Was dann Bert Sander aus der Grünen-Fraktion nur kurz benannte, als er von „Realsatire“ sprach.

Kein Mäntelchen für einen Frachtflughafen

Worum aber ging es wirklich?

Die Freibeuter-Faktion hatte beantragt, der OBM solle sich darum bemühen, dass der Flughafen Leipzig/Halle den Namenszusatz „Hans-Dietrich Genscher“ erhält.

In einem Änderungsantrag hatte Markus Weiß aus der Linksfraktion beantragt, diesen Namenszusatz einfach zu versteigern und den Erlös der Allgemeinheit zukommen zu lassen.

Beides Dinge, die OBM Burkhard Jung im Aufsichtsrat der Mitteldeutschen Flughafen AG hätte ansprechen müssen, wo Leipzig mit seinem winzigen Anteil in der Minorität ist.

Das Sagen auf dem Flughafen haben ganz andere – zuerst die beiden Mehrheitseigner, die Länder Sachsen und Sachsen-Anhalt. Und im Tages- und Nachtbetrieb ein riesiger Konzern, der derzeit macht, was er will.

Auch darauf wies Bert Sander hin: 70 Prozent des Flughafens werden vom Frachtlogistiker DHL bespielt. Weshalb man den Airport auch einfach DHL-Flughafen Leipzig/Halle nennen könnte.

Das hat aber niemand beantragt.

Und dass das Interesse der Ratsversammlung, an der Benennung des Frachtflughafens im Leipziger Norden irgendetwas zu ändern, denkbar gering ist, machten dann die Abstimmungsergebnisse deutlich.

Der Änderungsantrag von Markus Weiß bekam gerade einmal zwei Stimmen bei 54 Gegenstimmen.

Und der Antrag der Freibeuter-Fraktion, der so sichtlich ohne jeden Rückhalt in anderen Fraktionen vorgebracht worden war, bekam nur die vier Stimmen aus der Freibeuter-Faktion, während 54 Ratsmitglieder dagegen stimmten.

Der Antrag der Freibeuter zum Flughafen Leipzig/Halle.

Da war Hans-Dietrich Genscher eben leider in eine Debatte gezerrt worden, die von vornherein keine Chance auf eine Zustimmung zum Antrag hatte. Aber es war eine Steilvorlage für die Rechtspopulisten, die die Gelegenheit nur zu gern nutzten, um ihre verdrehte Weltsicht an Deutschlands bekanntestem Außenminister abzuarbeiten.

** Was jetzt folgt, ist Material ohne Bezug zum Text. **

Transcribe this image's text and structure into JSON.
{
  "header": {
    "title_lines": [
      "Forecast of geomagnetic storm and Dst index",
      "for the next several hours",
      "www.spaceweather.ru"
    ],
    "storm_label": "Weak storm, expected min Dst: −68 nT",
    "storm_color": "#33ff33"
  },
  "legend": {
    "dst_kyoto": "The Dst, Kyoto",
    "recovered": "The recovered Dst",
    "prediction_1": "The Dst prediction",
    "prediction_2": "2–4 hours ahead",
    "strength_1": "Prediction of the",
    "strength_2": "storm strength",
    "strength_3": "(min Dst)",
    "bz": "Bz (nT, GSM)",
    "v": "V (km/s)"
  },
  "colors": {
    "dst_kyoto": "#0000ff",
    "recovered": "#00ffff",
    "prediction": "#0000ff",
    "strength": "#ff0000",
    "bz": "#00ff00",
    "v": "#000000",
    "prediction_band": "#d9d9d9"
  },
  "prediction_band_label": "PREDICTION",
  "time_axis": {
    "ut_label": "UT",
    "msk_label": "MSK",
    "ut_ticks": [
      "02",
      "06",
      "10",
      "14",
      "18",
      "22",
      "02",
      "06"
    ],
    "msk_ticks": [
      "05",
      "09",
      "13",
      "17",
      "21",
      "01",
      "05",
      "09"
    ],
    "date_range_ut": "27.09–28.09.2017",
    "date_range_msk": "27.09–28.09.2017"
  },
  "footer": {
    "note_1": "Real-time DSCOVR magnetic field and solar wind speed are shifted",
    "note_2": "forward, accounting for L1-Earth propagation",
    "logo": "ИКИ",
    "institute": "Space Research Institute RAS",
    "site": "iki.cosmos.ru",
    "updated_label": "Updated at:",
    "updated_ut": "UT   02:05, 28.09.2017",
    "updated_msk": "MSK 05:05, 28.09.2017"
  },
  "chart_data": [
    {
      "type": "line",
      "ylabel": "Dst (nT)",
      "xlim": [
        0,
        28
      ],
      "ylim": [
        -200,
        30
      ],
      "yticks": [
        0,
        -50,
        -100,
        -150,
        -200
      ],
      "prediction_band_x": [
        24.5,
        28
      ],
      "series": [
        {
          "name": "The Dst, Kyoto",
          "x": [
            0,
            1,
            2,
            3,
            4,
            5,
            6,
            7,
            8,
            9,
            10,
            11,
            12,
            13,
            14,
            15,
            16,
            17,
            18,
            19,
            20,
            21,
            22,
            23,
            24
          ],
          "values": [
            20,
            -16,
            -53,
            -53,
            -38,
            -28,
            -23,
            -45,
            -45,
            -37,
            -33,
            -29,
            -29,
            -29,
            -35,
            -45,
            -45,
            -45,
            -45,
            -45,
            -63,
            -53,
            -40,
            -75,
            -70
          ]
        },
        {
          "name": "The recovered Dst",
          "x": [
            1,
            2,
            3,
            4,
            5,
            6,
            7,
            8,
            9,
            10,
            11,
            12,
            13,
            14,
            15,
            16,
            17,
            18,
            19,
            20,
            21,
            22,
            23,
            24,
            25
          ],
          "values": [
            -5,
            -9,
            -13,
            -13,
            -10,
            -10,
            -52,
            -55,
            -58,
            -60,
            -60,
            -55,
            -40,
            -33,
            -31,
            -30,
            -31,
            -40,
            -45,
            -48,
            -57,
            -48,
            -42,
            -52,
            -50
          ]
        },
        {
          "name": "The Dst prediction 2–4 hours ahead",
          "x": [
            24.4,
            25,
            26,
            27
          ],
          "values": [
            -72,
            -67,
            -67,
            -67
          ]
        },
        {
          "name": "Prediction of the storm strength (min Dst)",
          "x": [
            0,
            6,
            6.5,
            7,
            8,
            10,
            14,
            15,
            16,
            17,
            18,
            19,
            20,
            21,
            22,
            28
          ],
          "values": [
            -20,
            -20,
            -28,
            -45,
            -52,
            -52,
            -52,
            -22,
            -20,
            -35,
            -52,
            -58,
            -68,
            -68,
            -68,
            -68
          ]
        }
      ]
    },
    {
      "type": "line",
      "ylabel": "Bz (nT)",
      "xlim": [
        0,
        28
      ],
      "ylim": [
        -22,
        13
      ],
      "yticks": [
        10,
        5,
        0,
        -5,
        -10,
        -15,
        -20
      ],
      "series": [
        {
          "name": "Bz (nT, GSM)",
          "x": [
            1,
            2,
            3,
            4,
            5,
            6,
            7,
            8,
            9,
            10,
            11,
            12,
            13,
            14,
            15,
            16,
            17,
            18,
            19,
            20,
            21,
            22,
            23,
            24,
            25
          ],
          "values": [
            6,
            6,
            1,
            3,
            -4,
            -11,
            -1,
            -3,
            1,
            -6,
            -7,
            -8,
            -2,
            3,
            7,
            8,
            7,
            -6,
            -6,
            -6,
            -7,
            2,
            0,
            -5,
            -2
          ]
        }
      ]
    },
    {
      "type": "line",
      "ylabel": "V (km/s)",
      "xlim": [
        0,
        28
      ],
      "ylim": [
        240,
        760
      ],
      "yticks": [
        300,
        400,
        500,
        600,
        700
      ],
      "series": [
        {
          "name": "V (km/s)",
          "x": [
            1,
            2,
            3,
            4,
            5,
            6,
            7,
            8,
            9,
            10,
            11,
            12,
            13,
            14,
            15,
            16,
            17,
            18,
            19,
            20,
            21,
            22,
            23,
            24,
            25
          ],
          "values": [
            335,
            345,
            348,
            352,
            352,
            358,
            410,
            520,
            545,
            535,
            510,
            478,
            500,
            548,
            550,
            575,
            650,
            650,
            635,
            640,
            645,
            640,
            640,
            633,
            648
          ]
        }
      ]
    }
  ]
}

Im Nachhinein kommentierte auch die Bürgerinitiative „Gegen die neue Flugroute“ diesen Vorgang. Diesen Kommentar geben wir hier auch in ganzer Länge wieder:

Namensgebung für Flughafen Leipzig/Halle: Realsatire im Leipziger Stadtrat

Was zwei Brüder aus der – Luftlinie über 40 km vom Flughafen Leipzig-Halle entfernten – beschaulichen Ortschaft Großstolpen/Groitzsch bewogen hat, eine Petition zur Namensgebung des Flughafens Leipzig-Halle in „Christian Führer Airport“ zu fordern, bleibt deren Geheimnis. Die offizielle Begründung kann es ja wohl nicht sein.

Pfarrer Führer würde sich im Grabe rumdrehen, seinen Namen mit einem zivilen Flughafen in Verbindung zu sehen,

• auf welchem in Deutschland die meisten militärischen Starts und Landungen erfolgen, ja der sogar bis vor Kurzem als Wartungsbasis für Kampfhubschrauber vorgesehen war,
• auf welchem ca. 80 % der Starts/ Landungen von Fracht- und Militärmaschinen erfolgen,
• der den zweifelhaften Ruf der lautesten stadtnahen nächtlichen Lärmquelle Deutschland besitzt,
• der mit ca. 1,8 t CO2-Emissionen pro S/L Deutschlands klimaschädlichster Flughafen ist.

Was gab es nicht schon alles für Ansätze, dem Leipziger Flughafen in einer Charmeoffensive zumindest nach außen hin einen optimistischen Anstrich zu verleihen? „Johann Sebastian Bach Airport“, Kurt Masur musste herhalten, ja sogar ein afrodeutscher Akademiker und last but not least Hans Dietrich Genscher. Mit Letzterem wollte sich die FDP einen Namen machen.

Was sich da am Mittwoch im Stadtrat zu Leipzig zum Thema abgespielt hat, war reinste Realsatire und verkennt im Kern die wahre Problematik. Wenigstens hat sich die Mehrheit dazu entschlossen, keinem der Ansinnen zu entsprechen.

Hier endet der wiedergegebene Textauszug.